Juana Azurduy’s statue stands as a re-conception of Argentine identity, one that recognizes and celebrates historically marginalized peoples: the First Nations and women. Interestingly, sculptor Andrés Zerneri’s initial sketch of the monument included a multi-figural group of independence heroes; however, President Kirchner asserted that only Juana should be represented. This change, from a male group to a female individual, puts the focus on a woman’s narrative and highlights the absence of female memorials in Argentina (Lerer 2018). Zerneri later said the Azurduy monument provides Argentines with “a way of seeing our identity,” articulating “not just a representation of our shared past, but also a call for future action” (Frei 2019).

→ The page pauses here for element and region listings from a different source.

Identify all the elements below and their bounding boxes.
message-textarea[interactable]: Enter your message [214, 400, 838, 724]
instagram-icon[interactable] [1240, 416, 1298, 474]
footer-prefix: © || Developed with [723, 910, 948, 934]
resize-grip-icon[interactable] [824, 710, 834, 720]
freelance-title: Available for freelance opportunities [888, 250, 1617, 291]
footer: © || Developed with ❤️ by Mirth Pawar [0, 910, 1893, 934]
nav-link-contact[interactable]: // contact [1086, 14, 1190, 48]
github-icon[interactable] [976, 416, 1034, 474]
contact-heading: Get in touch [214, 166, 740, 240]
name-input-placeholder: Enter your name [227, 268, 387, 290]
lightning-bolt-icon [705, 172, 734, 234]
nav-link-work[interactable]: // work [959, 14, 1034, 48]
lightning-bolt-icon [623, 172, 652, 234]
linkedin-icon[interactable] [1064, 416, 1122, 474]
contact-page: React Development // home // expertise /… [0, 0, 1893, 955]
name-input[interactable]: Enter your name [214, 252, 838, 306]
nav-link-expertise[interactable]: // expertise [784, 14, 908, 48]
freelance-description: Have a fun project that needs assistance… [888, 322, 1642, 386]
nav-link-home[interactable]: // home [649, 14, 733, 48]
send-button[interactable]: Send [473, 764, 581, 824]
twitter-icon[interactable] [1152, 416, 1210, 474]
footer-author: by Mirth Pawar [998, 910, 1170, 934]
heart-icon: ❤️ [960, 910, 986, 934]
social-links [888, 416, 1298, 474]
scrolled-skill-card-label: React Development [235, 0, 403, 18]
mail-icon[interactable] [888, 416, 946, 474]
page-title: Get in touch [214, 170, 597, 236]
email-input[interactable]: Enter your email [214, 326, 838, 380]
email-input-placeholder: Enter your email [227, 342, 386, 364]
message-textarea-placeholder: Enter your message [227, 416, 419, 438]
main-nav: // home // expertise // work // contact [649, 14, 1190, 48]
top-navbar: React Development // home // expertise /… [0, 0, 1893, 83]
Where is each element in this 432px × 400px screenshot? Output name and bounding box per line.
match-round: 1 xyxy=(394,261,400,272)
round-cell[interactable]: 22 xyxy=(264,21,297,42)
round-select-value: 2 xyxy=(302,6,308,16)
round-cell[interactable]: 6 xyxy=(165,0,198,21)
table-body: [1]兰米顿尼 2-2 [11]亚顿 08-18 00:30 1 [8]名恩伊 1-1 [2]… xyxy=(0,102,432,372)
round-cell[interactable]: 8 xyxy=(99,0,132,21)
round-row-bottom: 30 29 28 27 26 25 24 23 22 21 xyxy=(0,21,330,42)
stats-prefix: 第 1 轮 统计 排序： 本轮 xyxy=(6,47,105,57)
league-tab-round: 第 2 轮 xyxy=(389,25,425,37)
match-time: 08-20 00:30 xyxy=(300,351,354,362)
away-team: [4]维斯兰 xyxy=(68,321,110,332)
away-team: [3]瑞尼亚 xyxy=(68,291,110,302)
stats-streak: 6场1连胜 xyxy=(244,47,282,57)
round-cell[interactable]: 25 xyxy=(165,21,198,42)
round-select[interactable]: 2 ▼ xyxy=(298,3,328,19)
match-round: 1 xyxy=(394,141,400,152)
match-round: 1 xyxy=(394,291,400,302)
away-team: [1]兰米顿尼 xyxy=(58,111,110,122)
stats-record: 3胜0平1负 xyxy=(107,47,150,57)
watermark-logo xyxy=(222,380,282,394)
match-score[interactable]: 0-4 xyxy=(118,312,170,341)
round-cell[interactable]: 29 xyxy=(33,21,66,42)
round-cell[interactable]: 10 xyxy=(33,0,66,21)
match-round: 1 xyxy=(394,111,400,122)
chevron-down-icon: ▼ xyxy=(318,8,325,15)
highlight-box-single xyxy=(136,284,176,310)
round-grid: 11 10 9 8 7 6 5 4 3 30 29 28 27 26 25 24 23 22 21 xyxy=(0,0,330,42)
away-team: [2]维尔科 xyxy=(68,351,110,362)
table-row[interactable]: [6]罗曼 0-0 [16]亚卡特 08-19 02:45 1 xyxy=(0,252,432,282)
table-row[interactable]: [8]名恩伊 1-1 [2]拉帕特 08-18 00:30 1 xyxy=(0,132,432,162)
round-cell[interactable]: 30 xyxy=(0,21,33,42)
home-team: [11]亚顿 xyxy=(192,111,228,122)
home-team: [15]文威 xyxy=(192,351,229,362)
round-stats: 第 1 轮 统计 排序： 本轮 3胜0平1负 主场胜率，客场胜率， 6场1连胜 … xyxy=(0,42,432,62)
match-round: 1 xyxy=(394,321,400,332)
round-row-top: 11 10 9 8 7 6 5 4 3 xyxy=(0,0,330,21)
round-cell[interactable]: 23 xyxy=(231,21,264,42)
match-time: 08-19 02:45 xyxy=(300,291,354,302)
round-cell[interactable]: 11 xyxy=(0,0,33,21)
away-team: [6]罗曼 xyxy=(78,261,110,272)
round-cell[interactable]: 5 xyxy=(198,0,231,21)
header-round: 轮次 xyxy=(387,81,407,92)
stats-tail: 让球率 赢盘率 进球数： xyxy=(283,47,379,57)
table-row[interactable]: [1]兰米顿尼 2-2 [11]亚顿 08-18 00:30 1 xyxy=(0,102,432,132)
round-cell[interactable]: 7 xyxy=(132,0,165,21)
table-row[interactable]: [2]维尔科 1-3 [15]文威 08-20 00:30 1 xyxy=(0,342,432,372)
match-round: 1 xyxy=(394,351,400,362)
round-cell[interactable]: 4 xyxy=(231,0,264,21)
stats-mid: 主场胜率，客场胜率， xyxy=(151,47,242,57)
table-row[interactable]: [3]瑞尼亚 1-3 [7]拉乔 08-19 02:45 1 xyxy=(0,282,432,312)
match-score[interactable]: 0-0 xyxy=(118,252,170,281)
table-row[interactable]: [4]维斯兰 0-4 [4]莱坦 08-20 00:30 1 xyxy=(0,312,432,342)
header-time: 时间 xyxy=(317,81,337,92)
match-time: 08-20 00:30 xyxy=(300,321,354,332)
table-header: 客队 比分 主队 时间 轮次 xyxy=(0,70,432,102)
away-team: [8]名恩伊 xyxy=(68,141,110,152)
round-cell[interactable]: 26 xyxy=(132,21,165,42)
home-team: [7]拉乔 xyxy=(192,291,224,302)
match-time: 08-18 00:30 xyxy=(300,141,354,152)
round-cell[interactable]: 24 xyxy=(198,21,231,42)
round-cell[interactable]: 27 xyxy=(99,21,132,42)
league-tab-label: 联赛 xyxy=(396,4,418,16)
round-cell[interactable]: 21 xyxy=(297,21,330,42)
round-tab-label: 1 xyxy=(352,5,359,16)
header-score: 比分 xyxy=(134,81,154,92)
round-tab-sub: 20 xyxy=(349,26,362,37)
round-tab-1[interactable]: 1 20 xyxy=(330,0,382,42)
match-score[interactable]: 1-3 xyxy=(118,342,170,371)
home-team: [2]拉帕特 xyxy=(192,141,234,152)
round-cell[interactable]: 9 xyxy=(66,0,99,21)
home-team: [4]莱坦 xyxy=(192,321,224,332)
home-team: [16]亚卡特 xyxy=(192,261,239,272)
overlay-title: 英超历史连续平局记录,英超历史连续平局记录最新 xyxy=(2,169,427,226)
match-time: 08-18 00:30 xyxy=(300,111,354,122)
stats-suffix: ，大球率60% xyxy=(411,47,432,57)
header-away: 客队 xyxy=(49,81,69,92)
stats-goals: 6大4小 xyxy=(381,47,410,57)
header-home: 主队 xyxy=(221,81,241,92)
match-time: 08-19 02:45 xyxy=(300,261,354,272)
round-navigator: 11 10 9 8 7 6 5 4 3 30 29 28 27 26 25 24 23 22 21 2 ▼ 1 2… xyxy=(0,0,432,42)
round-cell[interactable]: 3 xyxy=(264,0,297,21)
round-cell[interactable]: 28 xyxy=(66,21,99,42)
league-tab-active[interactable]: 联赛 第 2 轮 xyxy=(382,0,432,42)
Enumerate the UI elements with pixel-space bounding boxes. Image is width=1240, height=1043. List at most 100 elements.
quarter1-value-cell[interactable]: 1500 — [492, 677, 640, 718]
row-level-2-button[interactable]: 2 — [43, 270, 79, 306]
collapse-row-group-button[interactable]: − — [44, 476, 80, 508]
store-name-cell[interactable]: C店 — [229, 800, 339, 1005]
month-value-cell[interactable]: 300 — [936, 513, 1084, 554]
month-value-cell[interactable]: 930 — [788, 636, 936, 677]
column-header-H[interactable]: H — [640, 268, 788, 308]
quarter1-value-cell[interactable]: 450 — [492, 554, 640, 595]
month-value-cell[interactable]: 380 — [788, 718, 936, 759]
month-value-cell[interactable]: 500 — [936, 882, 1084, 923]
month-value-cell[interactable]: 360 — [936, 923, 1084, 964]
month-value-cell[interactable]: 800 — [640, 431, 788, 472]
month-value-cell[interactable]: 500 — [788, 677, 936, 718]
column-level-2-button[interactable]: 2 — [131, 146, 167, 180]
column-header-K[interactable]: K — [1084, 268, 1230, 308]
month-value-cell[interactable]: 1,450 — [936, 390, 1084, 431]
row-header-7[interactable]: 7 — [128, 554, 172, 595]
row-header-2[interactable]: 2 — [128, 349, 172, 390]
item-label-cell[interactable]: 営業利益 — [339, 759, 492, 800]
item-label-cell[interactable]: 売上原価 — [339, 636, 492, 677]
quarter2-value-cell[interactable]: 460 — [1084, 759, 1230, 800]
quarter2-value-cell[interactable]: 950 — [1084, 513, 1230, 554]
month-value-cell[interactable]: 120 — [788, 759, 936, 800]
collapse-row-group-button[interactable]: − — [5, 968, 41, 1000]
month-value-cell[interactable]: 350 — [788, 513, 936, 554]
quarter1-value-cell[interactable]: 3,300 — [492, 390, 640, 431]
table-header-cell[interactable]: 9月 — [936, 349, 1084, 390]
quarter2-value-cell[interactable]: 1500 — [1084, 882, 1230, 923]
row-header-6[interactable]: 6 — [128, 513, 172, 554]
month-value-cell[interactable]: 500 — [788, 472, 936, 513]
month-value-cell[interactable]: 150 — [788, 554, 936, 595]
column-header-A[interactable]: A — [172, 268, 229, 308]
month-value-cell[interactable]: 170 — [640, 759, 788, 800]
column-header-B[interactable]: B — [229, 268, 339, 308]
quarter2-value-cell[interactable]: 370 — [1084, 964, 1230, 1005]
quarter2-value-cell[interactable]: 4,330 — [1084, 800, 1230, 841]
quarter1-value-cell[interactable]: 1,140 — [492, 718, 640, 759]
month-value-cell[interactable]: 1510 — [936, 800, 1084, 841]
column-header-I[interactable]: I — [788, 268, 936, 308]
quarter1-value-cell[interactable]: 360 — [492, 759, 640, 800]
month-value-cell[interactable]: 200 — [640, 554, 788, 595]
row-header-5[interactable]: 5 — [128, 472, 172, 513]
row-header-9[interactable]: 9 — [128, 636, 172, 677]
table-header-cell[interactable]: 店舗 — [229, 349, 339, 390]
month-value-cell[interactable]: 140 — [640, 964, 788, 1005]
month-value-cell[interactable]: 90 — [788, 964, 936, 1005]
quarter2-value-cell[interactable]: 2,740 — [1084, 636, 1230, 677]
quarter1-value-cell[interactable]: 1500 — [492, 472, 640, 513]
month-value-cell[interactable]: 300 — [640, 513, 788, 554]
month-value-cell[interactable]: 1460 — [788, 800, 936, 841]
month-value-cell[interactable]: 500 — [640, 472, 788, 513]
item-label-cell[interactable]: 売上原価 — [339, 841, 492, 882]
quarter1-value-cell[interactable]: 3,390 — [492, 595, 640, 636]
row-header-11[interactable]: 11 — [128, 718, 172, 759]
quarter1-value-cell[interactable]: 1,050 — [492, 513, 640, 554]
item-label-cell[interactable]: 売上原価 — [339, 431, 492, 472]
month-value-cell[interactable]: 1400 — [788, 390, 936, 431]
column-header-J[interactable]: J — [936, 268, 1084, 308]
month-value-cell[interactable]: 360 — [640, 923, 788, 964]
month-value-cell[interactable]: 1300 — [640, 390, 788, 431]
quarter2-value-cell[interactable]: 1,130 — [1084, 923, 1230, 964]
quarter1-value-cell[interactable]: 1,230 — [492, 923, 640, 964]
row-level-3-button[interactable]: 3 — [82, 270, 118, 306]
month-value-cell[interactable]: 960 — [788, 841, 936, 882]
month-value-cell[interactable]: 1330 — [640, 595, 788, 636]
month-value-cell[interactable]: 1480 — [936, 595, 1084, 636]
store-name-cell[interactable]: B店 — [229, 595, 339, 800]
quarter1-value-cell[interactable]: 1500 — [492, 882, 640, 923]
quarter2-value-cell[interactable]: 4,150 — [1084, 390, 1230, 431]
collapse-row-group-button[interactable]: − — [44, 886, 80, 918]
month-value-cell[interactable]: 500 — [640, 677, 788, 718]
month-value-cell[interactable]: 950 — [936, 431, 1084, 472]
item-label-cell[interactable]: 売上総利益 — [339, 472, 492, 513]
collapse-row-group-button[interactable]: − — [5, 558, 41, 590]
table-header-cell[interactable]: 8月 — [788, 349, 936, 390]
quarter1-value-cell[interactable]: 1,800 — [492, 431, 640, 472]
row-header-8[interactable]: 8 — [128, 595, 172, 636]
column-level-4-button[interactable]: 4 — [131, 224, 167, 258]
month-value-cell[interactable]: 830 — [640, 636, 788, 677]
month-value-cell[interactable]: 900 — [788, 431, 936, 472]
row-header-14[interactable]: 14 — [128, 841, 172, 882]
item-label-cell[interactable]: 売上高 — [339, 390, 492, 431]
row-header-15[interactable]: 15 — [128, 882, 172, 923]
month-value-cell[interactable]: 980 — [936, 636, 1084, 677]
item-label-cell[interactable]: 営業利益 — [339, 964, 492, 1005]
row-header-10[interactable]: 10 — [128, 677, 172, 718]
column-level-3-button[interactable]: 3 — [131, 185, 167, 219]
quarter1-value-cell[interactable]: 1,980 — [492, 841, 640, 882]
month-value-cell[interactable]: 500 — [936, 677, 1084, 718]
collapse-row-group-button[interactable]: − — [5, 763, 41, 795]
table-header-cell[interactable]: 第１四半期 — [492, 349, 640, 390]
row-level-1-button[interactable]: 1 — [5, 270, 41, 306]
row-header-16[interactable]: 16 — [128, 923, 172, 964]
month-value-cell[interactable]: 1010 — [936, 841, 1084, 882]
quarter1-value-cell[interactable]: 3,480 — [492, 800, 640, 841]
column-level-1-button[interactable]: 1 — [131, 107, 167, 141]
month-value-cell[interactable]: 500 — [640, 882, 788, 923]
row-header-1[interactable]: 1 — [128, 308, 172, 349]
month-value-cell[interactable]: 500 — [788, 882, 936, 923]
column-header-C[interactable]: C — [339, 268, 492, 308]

Yet, the statue remains controversial. After the decision to move the Columbus statue to the fringe of the city, outraged demonstrators circled the plaza (Frei 2019). The Italian-Argentine community filed lawsuits against the government, and the dispute went to Argentina’s Supreme Court (Lerer 2018). The decision became a flashpoint between President Kirchner’s center-left government and conservative Buenos Aires Mayor Mauricio Macri. Additionally, the one million dollars donated toward the monument sweetened an energy deal between Bolivia and Argentina— the statue was the result of several motives, not all of them socially progressive (Lerer 2018).

The limit of using these two statues as a comparison of conflicting views on Argentine identity is that these statues are known and seen by only a small percentage of the Argentinian population. The statues were commissioned by political elites, and their discourse was shaped by political motives— they are by no means representative of everyday Argentinian nationalism. However, I argue that Juana Azurduy’s statue is useful in highlighting the difficulties of defining and representing Argentine ser in the public sphere. Though the replacement of Columbus is seen as an affront to some immigrant communities, Juana’s presence in the Plaza Del Correo is a triumph in the fight for commemorative representation of historically marginalized peoples.